Além disso, sabendo-se que em S. Bento funciona o único centro de novas oportunidades, dos muitos que o visitante criou, era natural que os vigilantes redobrassem de atenção. Realmente, com toda a razão, os alarmes soaram em todo o país e até se alvitraram meios de o reter.

O visitante almoçou com amigos que não devia ter, comeu o que muitos vigilantes gostariam que tivesse alguns pozinhos milagrosos, poluiu a capital com o seu ar de parisiense, talvez herdeiro da vida e dos tugúrios de Quasimodo, o Corcunda de Notre Dame.    

De qualquer modo, um perigo para a tranquilidade do centro de S. Bento, onde as novas oportunidades são exclusivamente destinadas aos residentes actuais e seus activos colaboradores, pois ninguém mais pode ter acesso às novas técnicas governativas ali desenvolvidas.

Sabendo-se como o visitante constitui um perigo para a humanidade em geral, para o país em particular, e para as novas oportunidades, um extermínio inexorável, considerou-se, e muito bem, que Lisboa e o seu coração, S. Bento, podiam sofrer um abalo do mais elevado nível.

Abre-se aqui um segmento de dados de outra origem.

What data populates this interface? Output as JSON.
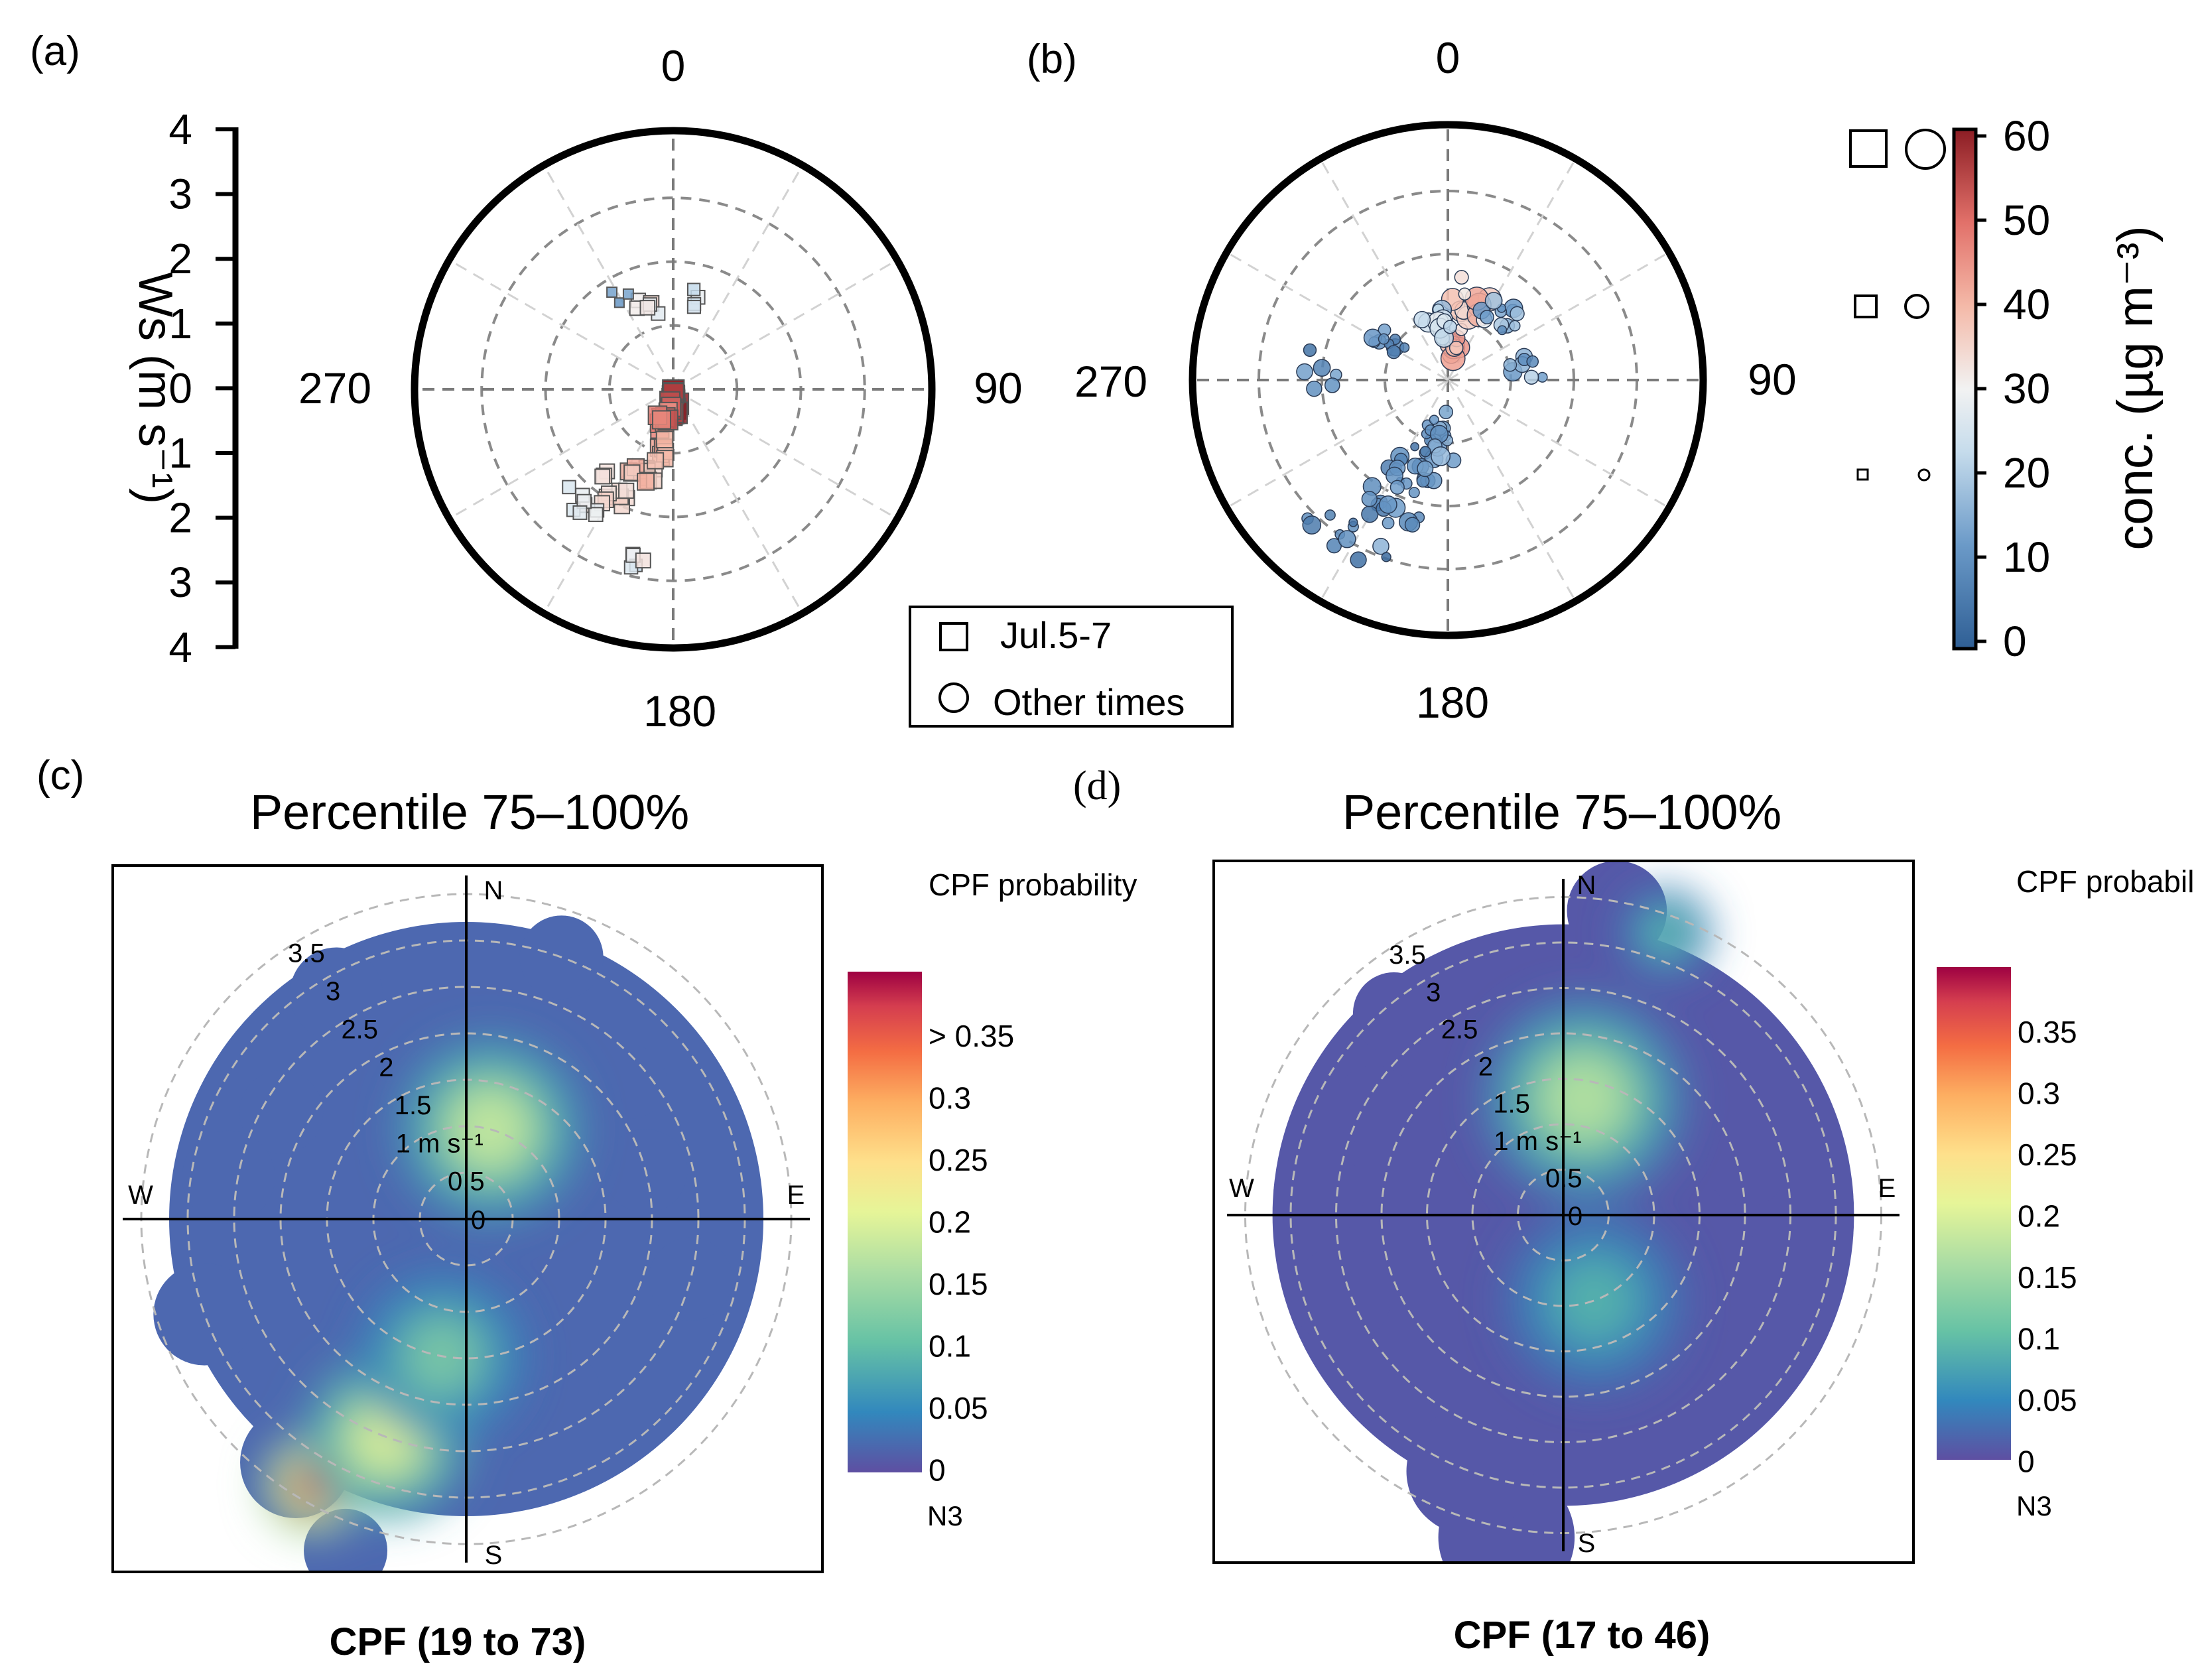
{
  "colors": {
    "conc_low": "#3d6ea8",
    "conc_mid": "#f2f2f2",
    "conc_high": "#8c1d24",
    "cpf_scale": [
      "#5e4fa2",
      "#3288bd",
      "#66c2a5",
      "#abdda4",
      "#e6f598",
      "#fee08b",
      "#fdae61",
      "#f46d43",
      "#d53e4f",
      "#9e0142"
    ]
  },
  "chart_data": [
    {
      "type": "scatter",
      "panel_label": "(a)",
      "direction_labels": {
        "north": "0",
        "east": "90",
        "south": "180",
        "west": "270"
      },
      "ws_axis": {
        "label": "Ws (m s⁻¹)",
        "ticks": [
          "4",
          "3",
          "2",
          "1",
          "0",
          "1",
          "2",
          "3",
          "4"
        ],
        "range": [
          0,
          4
        ]
      },
      "marker": "square",
      "points": [
        {
          "dir": 175,
          "ws": 0.15,
          "conc": 58,
          "n": 14
        },
        {
          "dir": 185,
          "ws": 0.3,
          "conc": 55,
          "n": 12
        },
        {
          "dir": 200,
          "ws": 0.55,
          "conc": 48,
          "n": 10
        },
        {
          "dir": 190,
          "ws": 0.9,
          "conc": 42,
          "n": 8
        },
        {
          "dir": 200,
          "ws": 1.4,
          "conc": 38,
          "n": 14
        },
        {
          "dir": 210,
          "ws": 1.8,
          "conc": 33,
          "n": 12
        },
        {
          "dir": 220,
          "ws": 2.3,
          "conc": 30,
          "n": 8
        },
        {
          "dir": 195,
          "ws": 2.7,
          "conc": 28,
          "n": 5
        },
        {
          "dir": 345,
          "ws": 1.3,
          "conc": 30,
          "n": 6
        },
        {
          "dir": 10,
          "ws": 1.5,
          "conc": 26,
          "n": 4
        },
        {
          "dir": 330,
          "ws": 1.8,
          "conc": 12,
          "n": 3
        }
      ]
    },
    {
      "type": "scatter",
      "panel_label": "(b)",
      "direction_labels": {
        "north": "0",
        "east": "90",
        "south": "180",
        "west": "270"
      },
      "marker": "circle",
      "points": [
        {
          "dir": 10,
          "ws": 0.6,
          "conc": 42,
          "n": 10
        },
        {
          "dir": 20,
          "ws": 1.2,
          "conc": 35,
          "n": 14
        },
        {
          "dir": 350,
          "ws": 0.9,
          "conc": 22,
          "n": 12
        },
        {
          "dir": 40,
          "ws": 1.4,
          "conc": 15,
          "n": 12
        },
        {
          "dir": 300,
          "ws": 1.2,
          "conc": 10,
          "n": 10
        },
        {
          "dir": 190,
          "ws": 0.9,
          "conc": 12,
          "n": 18
        },
        {
          "dir": 200,
          "ws": 1.6,
          "conc": 8,
          "n": 18
        },
        {
          "dir": 205,
          "ws": 2.3,
          "conc": 10,
          "n": 14
        },
        {
          "dir": 215,
          "ws": 3.0,
          "conc": 9,
          "n": 10
        },
        {
          "dir": 80,
          "ws": 1.3,
          "conc": 14,
          "n": 8
        },
        {
          "dir": 270,
          "ws": 2.0,
          "conc": 8,
          "n": 6
        }
      ],
      "legend": {
        "items": [
          "Jul.5-7",
          "Other times"
        ]
      },
      "colorbar": {
        "label": "conc. (µg m⁻³)",
        "ticks": [
          "60",
          "50",
          "40",
          "30",
          "20",
          "10",
          "0"
        ],
        "range": [
          0,
          60
        ]
      }
    },
    {
      "type": "heatmap",
      "panel_label": "(c)",
      "title": "Percentile 75–100%",
      "caption": "CPF (19 to 73)",
      "compass": {
        "n": "N",
        "e": "E",
        "s": "S",
        "w": "W"
      },
      "ring_labels": [
        "0",
        "0.5",
        "1 m s⁻¹",
        "1.5",
        "2",
        "2.5",
        "3",
        "3.5"
      ],
      "colorbar": {
        "title": "CPF probability",
        "ticks": [
          "> 0.35",
          "0.3",
          "0.25",
          "0.2",
          "0.15",
          "0.1",
          "0.05",
          "0"
        ],
        "range": [
          0,
          0.38
        ],
        "footer": "N3"
      },
      "blobs": [
        {
          "dir": 210,
          "ws": 3.3,
          "cpf": 0.37,
          "spread": 0.55
        },
        {
          "dir": 200,
          "ws": 2.5,
          "cpf": 0.2,
          "spread": 0.9
        },
        {
          "dir": 15,
          "ws": 1.0,
          "cpf": 0.18,
          "spread": 1.0
        },
        {
          "dir": 190,
          "ws": 1.5,
          "cpf": 0.12,
          "spread": 0.9
        }
      ]
    },
    {
      "type": "heatmap",
      "panel_label": "(d)",
      "title": "Percentile 75–100%",
      "caption": "CPF (17 to 46)",
      "compass": {
        "n": "N",
        "e": "E",
        "s": "S",
        "w": "W"
      },
      "ring_labels": [
        "0",
        "0.5",
        "1 m s⁻¹",
        "1.5",
        "2",
        "2.5",
        "3",
        "3.5"
      ],
      "colorbar": {
        "title": "CPF probability",
        "ticks": [
          "0.35",
          "0.3",
          "0.25",
          "0.2",
          "0.15",
          "0.1",
          "0.05",
          "0"
        ],
        "range": [
          0,
          0.39
        ],
        "footer": "N3"
      },
      "blobs": [
        {
          "dir": 10,
          "ws": 1.3,
          "cpf": 0.17,
          "spread": 1.1
        },
        {
          "dir": 20,
          "ws": 3.3,
          "cpf": 0.1,
          "spread": 0.5
        },
        {
          "dir": 160,
          "ws": 1.0,
          "cpf": 0.09,
          "spread": 1.0
        }
      ]
    }
  ]
}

Contudo, havia ainda um outro grupo em pânico, na verdade mais restrito, mas, mesmo assim, suficientemente influente para salvaguardar os perigos que lhes minavam o pensamento. Era inevitável que o visitante, um perigoso emigrante clandestino, não se aproximasse de S. Bento.

Pensava este grupo que o parisiense à solta por Lisboa, com o palácio no pensamento, podia vir a ser convidado por algum visionário tresmalhado, a tomar a seu cargo a monitorização do Centro de Novas Oportunidades de S. Bento, entregando-lhe a formação dos seus alunos.

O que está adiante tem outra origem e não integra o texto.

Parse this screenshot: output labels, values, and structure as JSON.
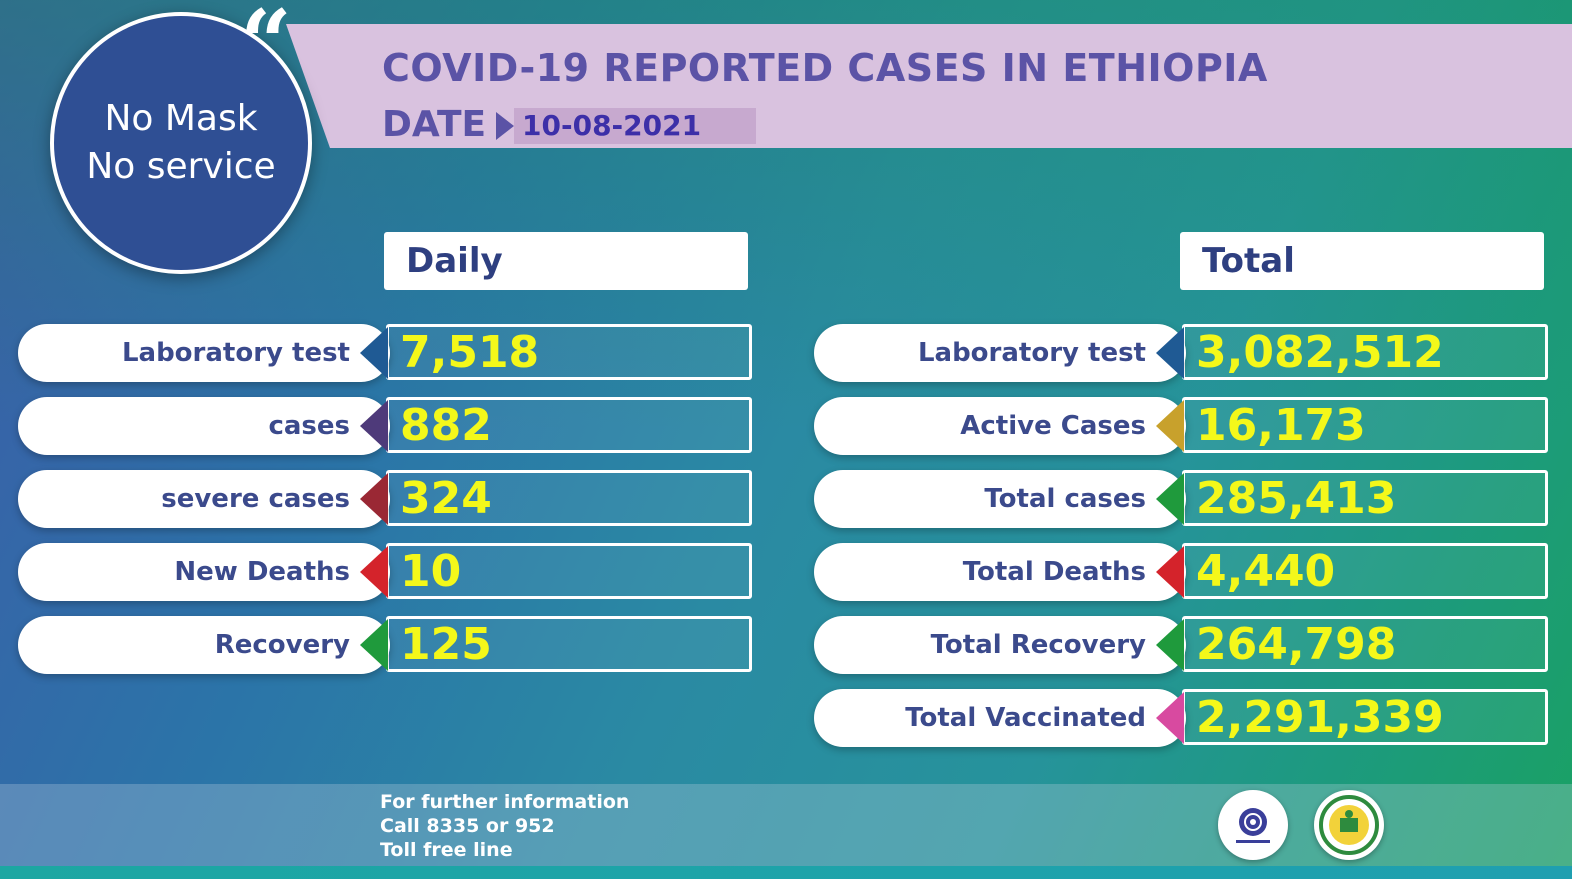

Esse receio tinha os seus fundamentos. São conhecidas vozes que detestam as novas oportunidades, porque dizem ser um meio de promover ignorantes, além de se gastarem balúrdios com a sua manutenção. Daí que a coisa esteja quase reduzida a S. Bento.

Porém, o visitante tem uma grande experiência em todas as matérias ali leccionadas, motivo porque alguém possa ser tentado a induzi-lo, a tomar conta dessa formação. No momento actual que o país atravessa, todos os contributos são, não só bem-vindos, como obrigatórios.

São estas as novas que, desde ontem, circulam por perto de S. Bento. Mas, em boa verdade, dada a importância do tema, não se fala noutra coisa no país inteiro. Coisa que eu não podia ignorar.